Over the last three years, the credit unions have jointly promoted the Renovate 360° and Educate 360° branded loans designed specifically for the renovation and education needs of members as well as the Connect rewards programme.

“A merger is the obvious choice to build the strength and capacity of both organisations,” says Mark Grogan, chairman of St Anthony’s & Claddagh Credit Union.

“Whilst we are both in positions of financial strength, we have collaborated very successfully in a number of areas in recent years and believe a merger will enable us to deliver an enhanced range of services to our members.”

Sustainable

Anna O’Donnell, chairwoman of St Jarlath’s Credit Union, said: “Credit unions need to respond to the challenges in the financial services marketplace and deliver to members accordingly.

“The merged credit union will be more sustainable in allowing us to provide a long-term commitment to members, staff and the community. We are very excited about the new opportunities the merger will provide.”
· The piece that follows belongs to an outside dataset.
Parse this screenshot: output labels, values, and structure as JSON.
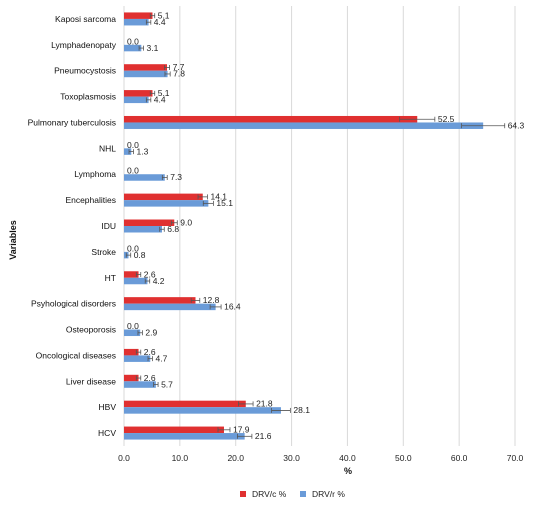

Members of both credit unions will be asked to approve the proposed merger at their respective agms this year.

Kevin Johnson, chief executive of the Credit Union Development Association, said the two credit unions had been involved in a number of major initiatives.

“Combining the resources of two of the most successful credit unions in the country, will create one of Ireland’s most significant credit unions, which will be hugely beneficial for their members, local communities and Galway in general,” he said.

“These credit unions have been at the forefront of some of our major projects which have benefited them and other credit unions throughout the country. These have included digital-marketing roll-outs, a retrofit home improvement scheme and a unique mortgage offering.”